Version | Description | Release Date (updated) |
---|---|---|
dap-java-1.0 | for deployment | 2016-12-21 |
dap-java-sdk-1.0 | for application development | 2016-12-21 |
dap-java-trial-1.0 | trial | 2016-12-21 |
dap-cpp-1.0 | deployment on Windows/Linux | 2016-12-21 |
dap-cpp-sdk-1.0 | for application development | 2016-12-21 |
dap-cpp-trial-1.0 | trial | 2016-12-21 |
PWF is a DAP-based software framework for distributed/parallel applications by either staged-job-task model or work-flow model. By the staged-job-task model, a job has many stages; each stage consists of many tasks; tasks are usually carried out in distributed/parallel manner. When all tasks of a stage are completed, the job moves to next stage controlled by its job state machine. The well-known MapReduce model is an example of the staged-job-task model, it has three stages: map, reduce and merge, controlled by a linear or circular state machine.

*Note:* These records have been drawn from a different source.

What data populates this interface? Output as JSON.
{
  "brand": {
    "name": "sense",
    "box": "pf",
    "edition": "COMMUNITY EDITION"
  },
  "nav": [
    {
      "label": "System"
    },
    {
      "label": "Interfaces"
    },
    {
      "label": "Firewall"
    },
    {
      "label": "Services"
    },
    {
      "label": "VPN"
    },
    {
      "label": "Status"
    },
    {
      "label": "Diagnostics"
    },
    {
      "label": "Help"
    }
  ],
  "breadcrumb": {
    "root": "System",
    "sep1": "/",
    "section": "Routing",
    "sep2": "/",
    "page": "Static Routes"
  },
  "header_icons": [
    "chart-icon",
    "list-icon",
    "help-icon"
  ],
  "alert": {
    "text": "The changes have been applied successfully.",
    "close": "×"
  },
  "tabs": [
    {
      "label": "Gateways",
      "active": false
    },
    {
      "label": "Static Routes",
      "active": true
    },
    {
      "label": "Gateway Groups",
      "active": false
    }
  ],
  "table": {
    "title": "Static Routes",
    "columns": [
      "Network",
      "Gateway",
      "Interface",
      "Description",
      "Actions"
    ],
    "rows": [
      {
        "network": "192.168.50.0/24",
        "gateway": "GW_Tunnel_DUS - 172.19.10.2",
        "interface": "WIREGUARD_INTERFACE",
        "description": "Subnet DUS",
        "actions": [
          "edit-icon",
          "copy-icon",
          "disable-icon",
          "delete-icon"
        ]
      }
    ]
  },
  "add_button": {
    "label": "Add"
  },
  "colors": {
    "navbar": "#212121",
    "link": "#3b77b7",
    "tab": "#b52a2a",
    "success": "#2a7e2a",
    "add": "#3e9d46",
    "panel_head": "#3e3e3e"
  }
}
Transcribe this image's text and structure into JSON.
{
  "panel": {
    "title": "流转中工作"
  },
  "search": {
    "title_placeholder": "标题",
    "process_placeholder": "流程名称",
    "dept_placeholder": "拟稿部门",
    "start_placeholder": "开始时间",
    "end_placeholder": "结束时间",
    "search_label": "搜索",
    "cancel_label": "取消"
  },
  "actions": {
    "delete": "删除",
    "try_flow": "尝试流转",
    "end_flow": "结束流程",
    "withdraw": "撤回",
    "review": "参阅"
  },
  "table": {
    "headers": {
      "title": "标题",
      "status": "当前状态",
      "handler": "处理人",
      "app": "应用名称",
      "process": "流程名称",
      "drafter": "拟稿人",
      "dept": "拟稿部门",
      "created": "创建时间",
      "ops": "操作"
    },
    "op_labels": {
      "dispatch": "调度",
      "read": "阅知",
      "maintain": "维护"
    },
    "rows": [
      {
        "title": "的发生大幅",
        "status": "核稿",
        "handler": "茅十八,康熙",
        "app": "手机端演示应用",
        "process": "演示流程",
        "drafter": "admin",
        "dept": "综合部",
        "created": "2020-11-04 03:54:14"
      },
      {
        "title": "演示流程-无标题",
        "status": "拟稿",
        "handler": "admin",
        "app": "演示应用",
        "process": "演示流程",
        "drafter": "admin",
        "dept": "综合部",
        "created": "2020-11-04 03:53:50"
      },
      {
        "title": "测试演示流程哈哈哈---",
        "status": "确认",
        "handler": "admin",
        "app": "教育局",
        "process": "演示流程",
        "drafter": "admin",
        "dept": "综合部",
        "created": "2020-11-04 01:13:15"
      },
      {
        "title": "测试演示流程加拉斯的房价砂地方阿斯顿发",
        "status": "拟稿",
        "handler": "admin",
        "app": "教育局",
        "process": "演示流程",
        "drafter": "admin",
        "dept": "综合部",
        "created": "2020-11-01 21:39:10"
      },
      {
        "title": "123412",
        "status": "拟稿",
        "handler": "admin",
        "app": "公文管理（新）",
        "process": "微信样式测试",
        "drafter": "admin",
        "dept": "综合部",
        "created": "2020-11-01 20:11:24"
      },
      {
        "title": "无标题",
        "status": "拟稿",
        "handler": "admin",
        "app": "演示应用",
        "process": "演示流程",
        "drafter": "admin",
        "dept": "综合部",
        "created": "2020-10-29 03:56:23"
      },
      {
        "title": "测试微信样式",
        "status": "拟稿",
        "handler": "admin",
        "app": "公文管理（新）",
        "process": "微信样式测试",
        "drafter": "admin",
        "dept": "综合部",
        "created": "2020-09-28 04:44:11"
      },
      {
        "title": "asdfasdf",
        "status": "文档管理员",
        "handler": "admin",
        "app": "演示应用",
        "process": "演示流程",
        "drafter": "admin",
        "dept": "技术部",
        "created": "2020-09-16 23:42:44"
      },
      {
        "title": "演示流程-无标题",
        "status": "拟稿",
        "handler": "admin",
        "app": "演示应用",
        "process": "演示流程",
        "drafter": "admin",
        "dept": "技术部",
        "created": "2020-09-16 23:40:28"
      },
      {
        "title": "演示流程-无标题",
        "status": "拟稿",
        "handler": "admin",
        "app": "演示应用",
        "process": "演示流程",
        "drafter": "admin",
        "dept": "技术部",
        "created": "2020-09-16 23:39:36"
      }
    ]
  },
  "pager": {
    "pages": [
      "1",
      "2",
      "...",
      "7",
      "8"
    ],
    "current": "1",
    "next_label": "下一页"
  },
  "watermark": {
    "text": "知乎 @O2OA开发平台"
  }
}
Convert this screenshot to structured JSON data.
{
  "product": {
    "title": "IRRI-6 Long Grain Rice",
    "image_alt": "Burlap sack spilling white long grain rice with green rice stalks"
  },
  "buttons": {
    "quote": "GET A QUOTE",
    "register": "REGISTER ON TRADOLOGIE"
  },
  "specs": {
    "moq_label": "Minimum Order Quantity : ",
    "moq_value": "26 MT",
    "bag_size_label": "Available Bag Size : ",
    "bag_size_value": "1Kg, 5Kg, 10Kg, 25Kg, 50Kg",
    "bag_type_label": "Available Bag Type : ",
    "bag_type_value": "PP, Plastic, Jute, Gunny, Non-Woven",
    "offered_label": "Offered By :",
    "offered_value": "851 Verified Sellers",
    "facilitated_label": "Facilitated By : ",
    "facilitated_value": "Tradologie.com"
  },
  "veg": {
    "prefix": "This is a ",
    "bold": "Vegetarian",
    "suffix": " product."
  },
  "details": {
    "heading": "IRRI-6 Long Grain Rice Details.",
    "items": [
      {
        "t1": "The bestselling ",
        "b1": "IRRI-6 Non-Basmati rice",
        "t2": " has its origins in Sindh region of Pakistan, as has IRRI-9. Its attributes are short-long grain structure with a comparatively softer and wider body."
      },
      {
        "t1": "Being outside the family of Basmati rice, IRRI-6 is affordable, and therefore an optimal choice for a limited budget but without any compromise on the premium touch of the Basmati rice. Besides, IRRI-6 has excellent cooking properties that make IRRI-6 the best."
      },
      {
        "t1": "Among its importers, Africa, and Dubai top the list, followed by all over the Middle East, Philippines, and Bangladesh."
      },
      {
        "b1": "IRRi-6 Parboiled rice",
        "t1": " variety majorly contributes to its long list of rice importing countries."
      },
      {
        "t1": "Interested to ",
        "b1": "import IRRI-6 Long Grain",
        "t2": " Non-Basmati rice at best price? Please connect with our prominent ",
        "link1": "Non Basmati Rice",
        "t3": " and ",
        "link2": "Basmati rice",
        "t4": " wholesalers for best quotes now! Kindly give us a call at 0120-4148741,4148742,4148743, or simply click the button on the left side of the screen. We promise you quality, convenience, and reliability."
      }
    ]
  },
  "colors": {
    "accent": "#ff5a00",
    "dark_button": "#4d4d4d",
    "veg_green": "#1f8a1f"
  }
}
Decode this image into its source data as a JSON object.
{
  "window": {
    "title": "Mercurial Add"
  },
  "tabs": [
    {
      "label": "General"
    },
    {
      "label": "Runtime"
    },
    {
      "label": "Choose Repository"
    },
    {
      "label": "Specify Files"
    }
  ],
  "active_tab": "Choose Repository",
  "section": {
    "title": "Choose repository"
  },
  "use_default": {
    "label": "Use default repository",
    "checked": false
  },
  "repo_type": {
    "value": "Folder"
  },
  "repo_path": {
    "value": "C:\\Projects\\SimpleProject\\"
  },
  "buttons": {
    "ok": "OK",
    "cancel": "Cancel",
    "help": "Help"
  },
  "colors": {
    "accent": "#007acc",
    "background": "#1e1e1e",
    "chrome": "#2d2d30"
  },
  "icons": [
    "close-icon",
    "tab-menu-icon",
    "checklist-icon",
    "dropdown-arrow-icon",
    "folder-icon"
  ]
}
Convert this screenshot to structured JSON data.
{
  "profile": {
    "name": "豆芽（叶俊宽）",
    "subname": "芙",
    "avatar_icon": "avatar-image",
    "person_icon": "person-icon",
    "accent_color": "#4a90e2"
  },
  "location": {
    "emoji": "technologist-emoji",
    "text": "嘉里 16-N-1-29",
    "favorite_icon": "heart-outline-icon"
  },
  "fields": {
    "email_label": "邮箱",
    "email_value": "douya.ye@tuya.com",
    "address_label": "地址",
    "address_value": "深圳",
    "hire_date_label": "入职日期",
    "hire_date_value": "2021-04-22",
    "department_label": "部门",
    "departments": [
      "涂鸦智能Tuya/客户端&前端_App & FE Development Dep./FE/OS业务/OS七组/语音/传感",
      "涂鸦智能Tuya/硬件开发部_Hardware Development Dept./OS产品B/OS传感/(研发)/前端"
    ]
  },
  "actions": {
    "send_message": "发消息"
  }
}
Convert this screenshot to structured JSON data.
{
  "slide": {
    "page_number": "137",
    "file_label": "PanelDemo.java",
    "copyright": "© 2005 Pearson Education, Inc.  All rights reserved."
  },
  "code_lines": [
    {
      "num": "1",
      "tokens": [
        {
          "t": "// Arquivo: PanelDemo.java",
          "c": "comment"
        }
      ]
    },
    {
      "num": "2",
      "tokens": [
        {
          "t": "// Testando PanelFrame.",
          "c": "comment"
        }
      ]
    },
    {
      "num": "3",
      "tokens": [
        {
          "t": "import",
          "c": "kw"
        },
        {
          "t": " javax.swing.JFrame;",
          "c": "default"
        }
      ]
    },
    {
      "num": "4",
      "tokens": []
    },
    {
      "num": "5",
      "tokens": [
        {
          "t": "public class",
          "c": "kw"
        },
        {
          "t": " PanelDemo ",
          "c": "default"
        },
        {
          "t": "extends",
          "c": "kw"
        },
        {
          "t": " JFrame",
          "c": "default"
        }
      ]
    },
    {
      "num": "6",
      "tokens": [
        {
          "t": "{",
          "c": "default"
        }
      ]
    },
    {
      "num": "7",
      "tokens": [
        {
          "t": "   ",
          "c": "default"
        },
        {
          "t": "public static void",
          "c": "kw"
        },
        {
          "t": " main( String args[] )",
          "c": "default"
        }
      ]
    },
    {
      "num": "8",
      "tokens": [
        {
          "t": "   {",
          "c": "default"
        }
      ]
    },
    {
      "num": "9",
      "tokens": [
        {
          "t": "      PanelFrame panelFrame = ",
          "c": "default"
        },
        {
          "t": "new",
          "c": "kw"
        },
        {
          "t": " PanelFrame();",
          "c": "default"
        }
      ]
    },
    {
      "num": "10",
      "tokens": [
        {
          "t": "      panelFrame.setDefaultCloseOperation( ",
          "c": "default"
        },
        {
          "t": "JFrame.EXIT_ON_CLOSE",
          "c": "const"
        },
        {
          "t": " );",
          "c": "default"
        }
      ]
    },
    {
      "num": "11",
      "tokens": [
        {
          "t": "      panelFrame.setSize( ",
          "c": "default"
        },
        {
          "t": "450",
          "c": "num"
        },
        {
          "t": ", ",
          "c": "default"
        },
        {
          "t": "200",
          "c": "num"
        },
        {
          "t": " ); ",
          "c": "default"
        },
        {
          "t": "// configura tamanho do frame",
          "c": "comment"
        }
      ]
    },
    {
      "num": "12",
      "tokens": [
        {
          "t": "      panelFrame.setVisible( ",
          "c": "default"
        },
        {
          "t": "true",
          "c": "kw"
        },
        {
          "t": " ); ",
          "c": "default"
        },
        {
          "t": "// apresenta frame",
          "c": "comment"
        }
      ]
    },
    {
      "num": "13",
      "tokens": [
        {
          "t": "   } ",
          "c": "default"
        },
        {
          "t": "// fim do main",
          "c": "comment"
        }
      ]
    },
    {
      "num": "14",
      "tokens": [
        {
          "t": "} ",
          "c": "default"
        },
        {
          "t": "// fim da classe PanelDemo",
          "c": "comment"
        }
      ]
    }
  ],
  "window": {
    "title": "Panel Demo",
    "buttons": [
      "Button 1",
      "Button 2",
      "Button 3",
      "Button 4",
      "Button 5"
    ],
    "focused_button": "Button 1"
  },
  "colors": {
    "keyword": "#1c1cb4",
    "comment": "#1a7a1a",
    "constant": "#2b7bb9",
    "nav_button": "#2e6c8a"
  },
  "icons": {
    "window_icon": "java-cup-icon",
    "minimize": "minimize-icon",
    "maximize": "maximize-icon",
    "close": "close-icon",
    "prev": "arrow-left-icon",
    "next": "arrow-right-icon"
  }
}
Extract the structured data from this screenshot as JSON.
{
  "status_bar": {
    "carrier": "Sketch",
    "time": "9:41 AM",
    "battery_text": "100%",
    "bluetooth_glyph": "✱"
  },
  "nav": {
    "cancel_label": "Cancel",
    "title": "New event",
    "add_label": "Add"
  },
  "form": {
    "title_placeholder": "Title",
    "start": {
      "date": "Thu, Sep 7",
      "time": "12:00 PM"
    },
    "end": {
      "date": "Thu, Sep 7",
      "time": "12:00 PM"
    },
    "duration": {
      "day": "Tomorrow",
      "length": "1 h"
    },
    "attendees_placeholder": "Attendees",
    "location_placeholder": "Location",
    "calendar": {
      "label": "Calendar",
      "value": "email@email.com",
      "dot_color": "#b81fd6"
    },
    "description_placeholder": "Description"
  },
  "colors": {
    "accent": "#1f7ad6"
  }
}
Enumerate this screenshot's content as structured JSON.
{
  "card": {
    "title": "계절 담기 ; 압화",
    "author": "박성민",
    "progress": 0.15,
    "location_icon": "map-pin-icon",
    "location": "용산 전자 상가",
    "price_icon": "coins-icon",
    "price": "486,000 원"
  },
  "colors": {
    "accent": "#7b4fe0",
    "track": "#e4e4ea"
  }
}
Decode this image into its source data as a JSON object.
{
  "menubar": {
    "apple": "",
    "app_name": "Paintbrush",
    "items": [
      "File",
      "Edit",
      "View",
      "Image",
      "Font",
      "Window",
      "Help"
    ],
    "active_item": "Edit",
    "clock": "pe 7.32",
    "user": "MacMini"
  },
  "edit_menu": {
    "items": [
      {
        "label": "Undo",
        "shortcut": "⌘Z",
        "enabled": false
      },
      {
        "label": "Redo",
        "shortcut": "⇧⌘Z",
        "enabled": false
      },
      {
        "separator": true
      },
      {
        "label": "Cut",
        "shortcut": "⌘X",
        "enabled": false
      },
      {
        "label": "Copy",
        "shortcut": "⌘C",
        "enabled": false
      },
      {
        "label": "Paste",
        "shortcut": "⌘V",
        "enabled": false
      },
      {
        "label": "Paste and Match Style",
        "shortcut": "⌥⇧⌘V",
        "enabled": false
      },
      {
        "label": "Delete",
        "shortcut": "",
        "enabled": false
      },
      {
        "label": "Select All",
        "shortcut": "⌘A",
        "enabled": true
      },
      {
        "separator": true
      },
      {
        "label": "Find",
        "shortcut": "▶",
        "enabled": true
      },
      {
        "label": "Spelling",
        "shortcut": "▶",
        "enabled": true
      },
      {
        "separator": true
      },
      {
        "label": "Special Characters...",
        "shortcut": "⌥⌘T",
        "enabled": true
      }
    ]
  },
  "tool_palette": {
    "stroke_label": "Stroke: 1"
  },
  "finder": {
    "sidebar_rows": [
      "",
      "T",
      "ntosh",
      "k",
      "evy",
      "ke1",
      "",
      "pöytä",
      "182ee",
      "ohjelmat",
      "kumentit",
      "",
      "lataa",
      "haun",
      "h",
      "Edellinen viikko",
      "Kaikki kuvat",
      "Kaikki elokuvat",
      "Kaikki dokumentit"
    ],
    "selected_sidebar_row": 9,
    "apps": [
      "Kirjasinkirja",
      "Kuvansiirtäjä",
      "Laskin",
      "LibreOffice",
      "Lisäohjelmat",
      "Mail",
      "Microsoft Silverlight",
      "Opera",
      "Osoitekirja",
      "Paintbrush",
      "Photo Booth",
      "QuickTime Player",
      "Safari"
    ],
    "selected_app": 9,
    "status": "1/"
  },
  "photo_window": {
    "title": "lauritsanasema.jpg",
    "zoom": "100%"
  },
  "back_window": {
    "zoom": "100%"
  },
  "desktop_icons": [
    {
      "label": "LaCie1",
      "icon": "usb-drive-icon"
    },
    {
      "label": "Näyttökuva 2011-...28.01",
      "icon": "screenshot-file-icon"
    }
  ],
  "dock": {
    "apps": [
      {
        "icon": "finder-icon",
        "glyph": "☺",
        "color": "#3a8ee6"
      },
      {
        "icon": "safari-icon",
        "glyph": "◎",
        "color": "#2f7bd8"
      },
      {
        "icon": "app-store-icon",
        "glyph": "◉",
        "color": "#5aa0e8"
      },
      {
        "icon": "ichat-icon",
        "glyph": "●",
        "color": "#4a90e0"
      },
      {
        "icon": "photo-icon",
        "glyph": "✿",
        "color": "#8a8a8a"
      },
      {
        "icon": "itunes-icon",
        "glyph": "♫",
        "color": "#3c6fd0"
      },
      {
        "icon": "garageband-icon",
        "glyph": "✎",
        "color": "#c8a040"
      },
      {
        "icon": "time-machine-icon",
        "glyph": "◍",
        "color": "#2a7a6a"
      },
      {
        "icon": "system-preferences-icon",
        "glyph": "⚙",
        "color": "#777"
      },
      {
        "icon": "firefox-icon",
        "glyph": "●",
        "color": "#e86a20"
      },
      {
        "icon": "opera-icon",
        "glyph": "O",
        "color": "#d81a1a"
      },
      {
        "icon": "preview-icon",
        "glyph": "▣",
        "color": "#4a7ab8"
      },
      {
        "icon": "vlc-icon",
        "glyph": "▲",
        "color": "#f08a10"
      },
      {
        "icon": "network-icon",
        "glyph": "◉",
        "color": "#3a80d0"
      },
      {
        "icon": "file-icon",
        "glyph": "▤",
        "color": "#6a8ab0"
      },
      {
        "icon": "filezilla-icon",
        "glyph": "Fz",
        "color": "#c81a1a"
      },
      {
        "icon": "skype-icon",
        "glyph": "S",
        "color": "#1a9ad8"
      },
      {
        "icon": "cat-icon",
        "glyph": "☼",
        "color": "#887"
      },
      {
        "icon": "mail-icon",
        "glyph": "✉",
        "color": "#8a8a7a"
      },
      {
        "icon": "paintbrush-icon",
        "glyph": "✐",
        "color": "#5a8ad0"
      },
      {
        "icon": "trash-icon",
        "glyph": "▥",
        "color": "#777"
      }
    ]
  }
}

The work-flow model consists of many steps; each step takes inputs from some other steps and does computing to produce outputs, and then sends each output to its destination steps. The well-known artificial neuron network is an example of the work-flow model, in which steps are layered.
PWF contains data service for local and distributed data storage, processing service for shared computing procedures, task and job control modules, step and work control modules, as well as application prototypes.